Depth heterogeneity of soil organic carbon dynamics in a heavily grazed alpine meadow on the northeastern Tibetan Plateau: A radiocarbon-based approach

Abstract

A deep understanding of soil organic carbon (SOC) dynamics on the Tibetan Plateau is crucial for predicting the response of the alpine carbon pool to future climate changes. Here we present information about SOC stocks and turnover time in a heavily grazed alpine meadow on the Tibetan Plateau based on radiocarbon (14C) measurements and inverse modeling. Our results reveal that the alpine meadow soil is composed of three distinct carbon pools. The topsoil represents the active carbon pool, which has a carbon inventory-weighted mean turnover time of 64 years.
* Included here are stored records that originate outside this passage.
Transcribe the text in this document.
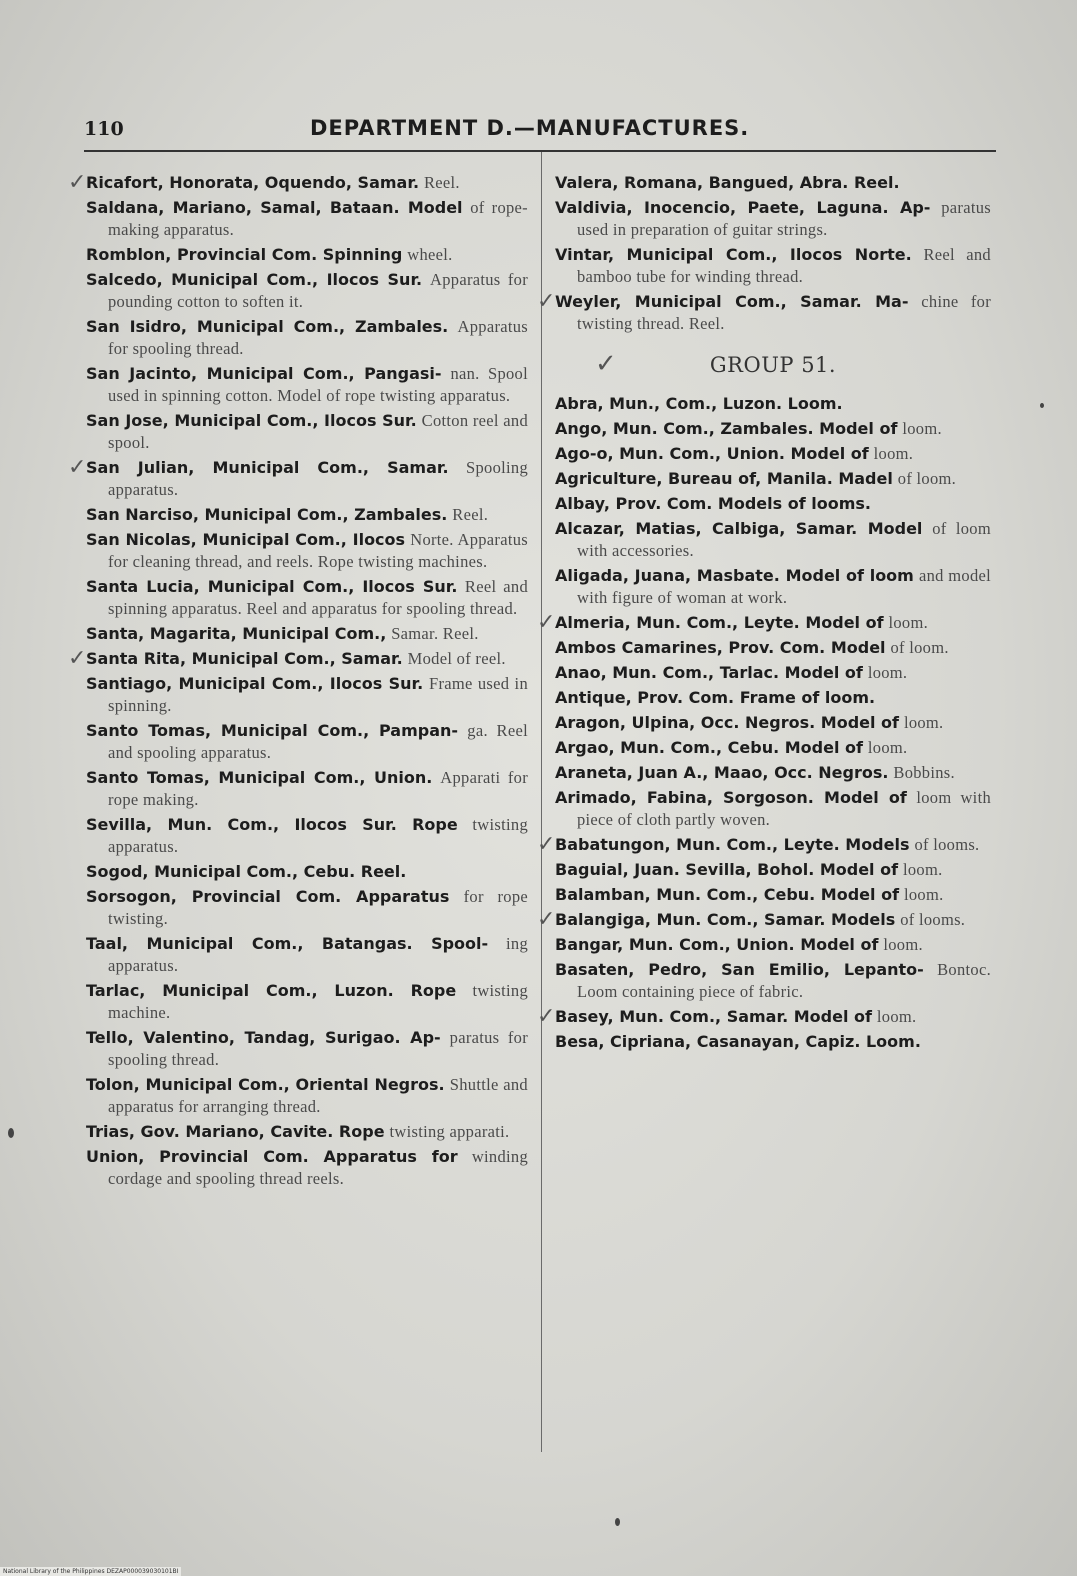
110	DEPARTMENT D.—MANUFACTURES.
✓ Ricafort, Honorata, Oquendo, Samar. Reel.
Saldana, Mariano, Samal, Bataan. Model of rope-making apparatus.
Romblon, Provincial Com. Spinning wheel.
Salcedo, Municipal Com., Ilocos Sur. Apparatus for pounding cotton to soften it.
San Isidro, Municipal Com., Zambales. Apparatus for spooling thread.
San Jacinto, Municipal Com., Pangasi- nan. Spool used in spinning cotton. Model of rope twisting apparatus.
San Jose, Municipal Com., Ilocos Sur. Cotton reel and spool.
✓ San Julian, Municipal Com., Samar. Spooling apparatus.
San Narciso, Municipal Com., Zambales. Reel.
San Nicolas, Municipal Com., Ilocos Norte. Apparatus for cleaning thread, and reels. Rope twisting machines.
Santa Lucia, Municipal Com., Ilocos Sur. Reel and spinning apparatus. Reel and apparatus for spooling thread.
Santa, Magarita, Municipal Com., Samar. Reel.
✓ Santa Rita, Municipal Com., Samar. Model of reel.
Santiago, Municipal Com., Ilocos Sur. Frame used in spinning.
Santo Tomas, Municipal Com., Pampan- ga. Reel and spooling apparatus.
Santo Tomas, Municipal Com., Union. Apparati for rope making.
Sevilla, Mun. Com., Ilocos Sur. Rope twisting apparatus.
Sogod, Municipal Com., Cebu. Reel.
Sorsogon, Provincial Com. Apparatus for rope twisting.
Taal, Municipal Com., Batangas. Spool- ing apparatus.
Tarlac, Municipal Com., Luzon. Rope twisting machine.
Tello, Valentino, Tandag, Surigao. Ap- paratus for spooling thread.
Tolon, Municipal Com., Oriental Negros. Shuttle and apparatus for arranging thread.
Trias, Gov. Mariano, Cavite. Rope twisting apparati.
Union, Provincial Com. Apparatus for winding cordage and spooling thread reels.
Valera, Romana, Bangued, Abra. Reel.
Valdivia, Inocencio, Paete, Laguna. Ap- paratus used in preparation of guitar strings.
Vintar, Municipal Com., Ilocos Norte. Reel and bamboo tube for winding thread.
✓ Weyler, Municipal Com., Samar. Ma- chine for twisting thread. Reel.
✓	GROUP 51.
Abra, Mun., Com., Luzon. Loom.
Ango, Mun. Com., Zambales. Model of loom.
Ago-o, Mun. Com., Union. Model of loom.
Agriculture, Bureau of, Manila. Madel of loom.
Albay, Prov. Com. Models of looms.
Alcazar, Matias, Calbiga, Samar. Model of loom with accessories.
Aligada, Juana, Masbate. Model of loom and model with figure of woman at work.
✓ Almeria, Mun. Com., Leyte. Model of loom.
Ambos Camarines, Prov. Com. Model of loom.
Anao, Mun. Com., Tarlac. Model of loom.
Antique, Prov. Com. Frame of loom.
Aragon, Ulpina, Occ. Negros. Model of loom.
Argao, Mun. Com., Cebu. Model of loom.
Araneta, Juan A., Maao, Occ. Negros. Bobbins.
Arimado, Fabina, Sorgoson. Model of loom with piece of cloth partly woven.
✓ Babatungon, Mun. Com., Leyte. Models of looms.
Baguial, Juan. Sevilla, Bohol. Model of loom.
Balamban, Mun. Com., Cebu. Model of loom.
✓ Balangiga, Mun. Com., Samar. Models of looms.
Bangar, Mun. Com., Union. Model of loom.
Basaten, Pedro, San Emilio, Lepanto- Bontoc. Loom containing piece of fabric.
✓ Basey, Mun. Com., Samar. Model of loom.
Besa, Cipriana, Casanayan, Capiz. Loom.
National Library of the Philippines DEZAP000039030101BI
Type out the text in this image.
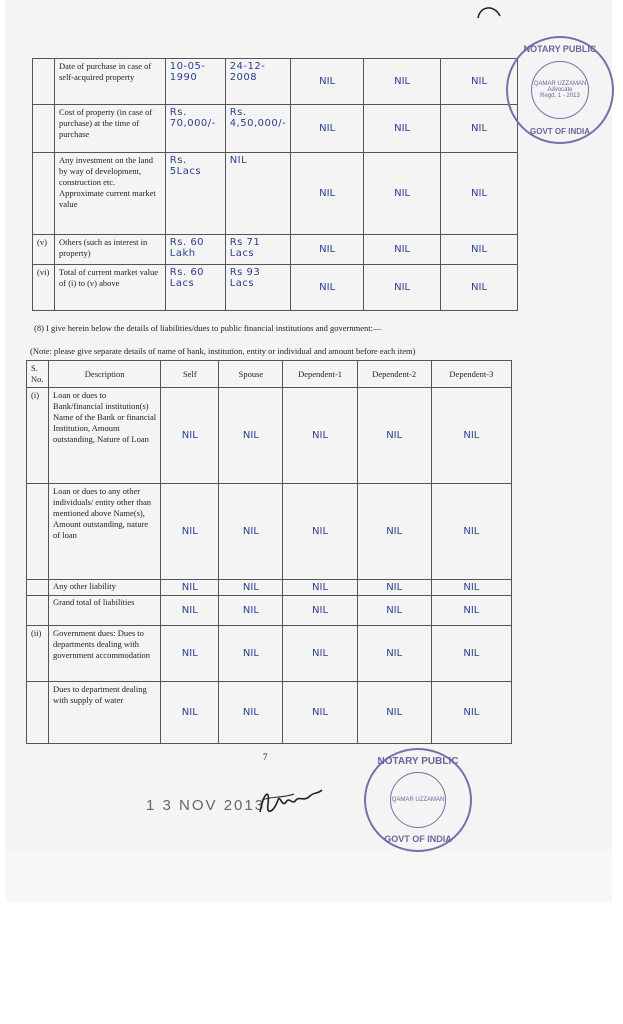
	Date of purchase in case of self-acquired property	10-05-1990	24-12-2008	NIL	NIL	NIL
	Cost of property (in case of purchase) at the time of purchase	Rs. 70,000/-	Rs. 4,50,000/-	NIL	NIL	NIL
	Any investment on the land by way of development, construction etc. Approximate current market value	Rs. 5Lacs	NIL	NIL	NIL	NIL
(v)	Others (such as interest in property)	Rs. 60 Lakh	Rs 71 Lacs	NIL	NIL	NIL
(vi)	Total of current market value of (i) to (v) above	Rs. 60 Lacs	Rs 93 Lacs	NIL	NIL	NIL
(8) I give herein below the details of liabilities/dues to public financial institutions and government:—
(Note: please give separate details of name of bank, institution, entity or individual and amount before each item)
S. No.	Description	Self	Spouse	Dependent-1	Dependent-2	Dependent-3
(i)	Loan or dues to Bank/financial institution(s) Name of the Bank or financial Institution, Amount outstanding, Nature of Loan	NIL	NIL	NIL	NIL	NIL
	Loan or dues to any other individuals/ entity other than mentioned above Name(s), Amount outstanding, nature of loan	NIL	NIL	NIL	NIL	NIL
	Any other liability	NIL	NIL	NIL	NIL	NIL
	Grand total of liabilities	NIL	NIL	NIL	NIL	NIL
(ii)	Government dues: Dues to departments dealing with government accommodation	NIL	NIL	NIL	NIL	NIL
	Dues to department dealing with supply of water	NIL	NIL	NIL	NIL	NIL
7
1 3 NOV 2013
NOTARY PUBLIC
QAMAR UZZAMAN
Advocate
Regd. 1 - 2013
GOVT OF INDIA
NOTARY PUBLIC
QAMAR UZZAMAN
GOVT OF INDIA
The CO2 efflux due to the mineral soil respiration from this pool is ca. 48.45 g C m-2 yr-1, accounting for 91 % of the total heterotrophic soil respiration. The intermediate carbon pool has an inventory-weighted mean turnover time of 780 years and the rate of mineral soil respiration in this pool is an order of magnitude lower than that in the active carbon pool. The parental materials feature the passive carbon pool, which has millennia-long turnover time and the mineral soil respiration is trivial. Comparing our results with other 14C-based studies suggests that grazing intensity may alter not only the SOC stocks but also the soil respiration rate in the alpine grassland ecosystem. The heavily grazed alpine meadow broadly fits the exponential relationship between turnover time and mean annual air temperature identified by meta-analysis of published data from the Tibetan Plateau, alpine grassland, and forest sites elsewhere.